「マージン!最後の手段を使う!!しっかり掴まってろよ!」
「大棟梁、何のこと!?」
相対速度的に、もはやスワンカスタムが幽霊列車に追いつくのは絶望的。
マージンの問いかけには応えず、ロマンは仕込みこそしたものの、正直使用する気の無かった禁断の兵装のスイッチに手を伸ばす。
「大空を貫けっ!アルティメット・スワン・クリティカル・アロー!!!」
高く振り上げたこぶしを、操縦桿中央の赤い大きな丸ボタンに叩き付ける。
バシュウッ
船首から響く射出音。
「くっ、首がっ!スワンちゃんの首がっ!!」
「そして俺の首も絞まってるぅ!!」
スワンカスタムの頭部が火炎を噴射し分離、ブースト状態のドルボードも斯くやという勢いで幽霊列車を猛追する。
やがて爆音とともに幽霊列車後部車両の扉を派手に撃ち貫いた。
「良し捕えた!すかさずブースター、オン!!」
スワンカスタムの頭部はただ飛んだだけではない。本体と首は太いチェーンで結ばれ、繋がっている。
それを巻き取る事による牽引に加え、両翼に懸架したジェットエンジンが激しく火を噴き、風圧で口がわななく位の勢いでスワンカスタムは幽霊列車に向け突進する。
「おおおお~っ、こりゃ凄いけどっ!ぶつかる!ぶつかるって!!大棟梁、ブレーキブレーキ!!」
マージンは振り落とされないよう帽子とテルルを必死に抑えながら、ぐんぐんと近づく幽霊列車に恐怖を覚える。
「マージン!若さってなんだ!?」
「はっ!?」
「ふりむかないことさっ!当然ブレーキなんて後ろ向きなモンは、無いっ!!」
「「「ウソでしょっ!?」」」
ロマン以外が奏でる悲鳴の三重奏とともに、スワンカスタムは幽霊列車に爆着した。
「よしっ!はっ…コホン」
スワンカスタムが列車に激突した瞬間、思わず小さくガッツポーズをとってしまい、恥じらうセイロン。
「第一段階はクリア。さて」
セイロンはしゃがみ込むと、荷物バッグから蓄音機のような古めかしい機械を取り出す。
どすんと地に置かれたそれは、デスマスターが霊界との通信に用いる交信機、その携行タイプだ。
以前として持ち運びにはやや不便な大きさであることには変わりはないが、据え置き型のタイプに比べて半分ほどの大きさまでの小型化に成功している。
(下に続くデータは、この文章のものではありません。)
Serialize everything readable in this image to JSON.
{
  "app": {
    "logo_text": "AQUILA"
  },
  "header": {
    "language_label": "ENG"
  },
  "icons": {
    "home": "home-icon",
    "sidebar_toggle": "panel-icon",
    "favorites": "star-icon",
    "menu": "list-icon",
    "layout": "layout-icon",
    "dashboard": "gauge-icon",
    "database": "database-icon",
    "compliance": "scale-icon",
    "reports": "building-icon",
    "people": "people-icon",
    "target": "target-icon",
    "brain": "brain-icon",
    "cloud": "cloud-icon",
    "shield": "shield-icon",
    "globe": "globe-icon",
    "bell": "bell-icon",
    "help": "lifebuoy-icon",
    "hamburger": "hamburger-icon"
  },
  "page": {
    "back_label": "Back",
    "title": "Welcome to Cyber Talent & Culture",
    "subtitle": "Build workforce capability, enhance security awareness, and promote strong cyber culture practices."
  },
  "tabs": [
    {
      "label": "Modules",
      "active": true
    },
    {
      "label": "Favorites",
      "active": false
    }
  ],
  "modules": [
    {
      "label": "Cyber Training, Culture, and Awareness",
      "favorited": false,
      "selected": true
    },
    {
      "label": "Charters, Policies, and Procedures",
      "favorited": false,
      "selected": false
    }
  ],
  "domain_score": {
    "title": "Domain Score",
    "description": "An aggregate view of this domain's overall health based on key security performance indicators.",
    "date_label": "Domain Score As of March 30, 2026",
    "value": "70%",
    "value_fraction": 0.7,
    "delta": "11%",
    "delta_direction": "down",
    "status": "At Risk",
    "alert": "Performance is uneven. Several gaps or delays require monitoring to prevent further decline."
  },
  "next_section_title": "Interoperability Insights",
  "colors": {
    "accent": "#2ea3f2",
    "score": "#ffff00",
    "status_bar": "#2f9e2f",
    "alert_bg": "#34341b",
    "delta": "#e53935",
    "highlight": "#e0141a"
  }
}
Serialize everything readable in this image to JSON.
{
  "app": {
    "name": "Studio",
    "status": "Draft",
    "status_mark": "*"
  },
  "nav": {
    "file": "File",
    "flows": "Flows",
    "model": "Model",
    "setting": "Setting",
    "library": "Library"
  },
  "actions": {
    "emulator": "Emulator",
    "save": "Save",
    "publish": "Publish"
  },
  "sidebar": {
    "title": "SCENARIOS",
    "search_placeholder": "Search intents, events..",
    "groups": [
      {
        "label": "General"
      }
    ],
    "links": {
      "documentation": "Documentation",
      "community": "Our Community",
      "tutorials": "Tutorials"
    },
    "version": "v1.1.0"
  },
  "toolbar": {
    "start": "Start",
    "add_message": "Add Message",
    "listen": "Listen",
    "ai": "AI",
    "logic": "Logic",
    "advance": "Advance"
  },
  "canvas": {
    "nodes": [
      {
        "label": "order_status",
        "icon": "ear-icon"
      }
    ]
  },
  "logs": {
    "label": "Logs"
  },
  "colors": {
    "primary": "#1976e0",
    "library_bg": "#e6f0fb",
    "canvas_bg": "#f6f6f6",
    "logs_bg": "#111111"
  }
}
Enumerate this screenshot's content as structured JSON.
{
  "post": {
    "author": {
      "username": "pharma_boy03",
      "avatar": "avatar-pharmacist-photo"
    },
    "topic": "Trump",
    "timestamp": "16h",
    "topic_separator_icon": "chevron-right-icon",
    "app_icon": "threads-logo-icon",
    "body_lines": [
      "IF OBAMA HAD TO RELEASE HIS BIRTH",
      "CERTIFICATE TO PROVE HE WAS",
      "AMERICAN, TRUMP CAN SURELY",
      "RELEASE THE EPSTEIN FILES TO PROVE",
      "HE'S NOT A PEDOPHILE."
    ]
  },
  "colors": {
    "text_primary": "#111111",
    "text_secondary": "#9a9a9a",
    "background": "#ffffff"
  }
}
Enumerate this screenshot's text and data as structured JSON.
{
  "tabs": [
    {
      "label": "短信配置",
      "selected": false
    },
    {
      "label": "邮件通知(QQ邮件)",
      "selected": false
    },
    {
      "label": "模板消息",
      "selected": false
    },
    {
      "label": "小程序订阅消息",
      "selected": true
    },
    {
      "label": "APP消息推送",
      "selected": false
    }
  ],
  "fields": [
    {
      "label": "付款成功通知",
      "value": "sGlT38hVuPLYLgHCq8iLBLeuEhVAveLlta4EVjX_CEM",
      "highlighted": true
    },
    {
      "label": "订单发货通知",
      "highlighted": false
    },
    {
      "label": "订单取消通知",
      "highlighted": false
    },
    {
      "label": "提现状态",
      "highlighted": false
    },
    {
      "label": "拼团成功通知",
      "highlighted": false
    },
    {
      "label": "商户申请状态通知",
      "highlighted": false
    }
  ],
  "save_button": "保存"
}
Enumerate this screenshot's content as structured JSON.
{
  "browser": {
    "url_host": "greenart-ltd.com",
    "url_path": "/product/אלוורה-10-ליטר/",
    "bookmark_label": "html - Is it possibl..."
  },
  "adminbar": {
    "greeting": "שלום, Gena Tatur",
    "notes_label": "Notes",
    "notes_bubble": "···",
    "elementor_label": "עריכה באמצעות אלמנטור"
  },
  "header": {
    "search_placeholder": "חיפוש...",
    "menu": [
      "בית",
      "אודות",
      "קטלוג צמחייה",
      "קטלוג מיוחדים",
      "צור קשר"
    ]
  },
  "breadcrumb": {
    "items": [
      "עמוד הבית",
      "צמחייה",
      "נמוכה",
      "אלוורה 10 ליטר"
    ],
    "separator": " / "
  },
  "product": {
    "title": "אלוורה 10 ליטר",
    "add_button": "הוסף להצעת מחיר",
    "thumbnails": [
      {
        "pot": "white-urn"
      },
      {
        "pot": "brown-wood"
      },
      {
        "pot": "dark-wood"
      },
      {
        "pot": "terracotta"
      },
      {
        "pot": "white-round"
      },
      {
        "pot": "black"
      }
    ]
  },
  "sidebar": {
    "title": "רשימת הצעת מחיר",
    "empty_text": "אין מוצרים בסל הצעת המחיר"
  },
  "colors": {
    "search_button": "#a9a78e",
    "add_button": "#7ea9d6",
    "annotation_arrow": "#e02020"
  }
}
しかし、対象との距離の制約など、依然として改善の余地を多く残していた。
「あ~、あ~、突入部隊、聞こえますか?どうぞ?」
「何ぞこれ!何ぞこれ!!脳に直接セイロンちゃんの声が響いてくるんだけど!?」
「その声は、マージン様ですね」
「イエスマム!無事じゃないけど何とか列車に乗り込んだとこ。ただ、大棟梁とテルルちゃんとはぐれちまった」
「はい、衝突の瞬間、衝撃で飛ばされるテルル様と、それを庇ってしがみ付いたロマン様を見ました。ですがご安心ください。お二人は3両ほど前の車両の屋根を抜け、乗車されています」
「そうか、それはよかった」
「距離の問題で、間もなく私の声は届かなくなります。あとは手筈通り、先頭車両を目指してください」
「早く合流しないといけないしな」
「ええ。ですが…」
すっと瞳を閉じ、感覚を研ぎ澄ますセイロン。
背筋にピリリとした悪寒を感じ取る。
「やはり…」
セイロンが一瞬マージンの魂を通して感じ取ったのは、幽霊列車内のモンスターの気配。
「正体はわかりませんが、かなり強力な死霊の存在を感知しました。いずれ助っ人を送ります。くれぐれも無理をなさらぬよう」
「助っ人?まあ、爆弾工作員(ボムスペシャリスト)の手にかかりゃあ、必要ないと思うけどな」
「念のためです。あと最後に。くれぐれも………」
「えっ?何だって?」
深い眠りには落ちぬよう、ご注意ください。
セイロンの警告は、通信距離限界に阻まれ、マージンの脳に届くことは無かった。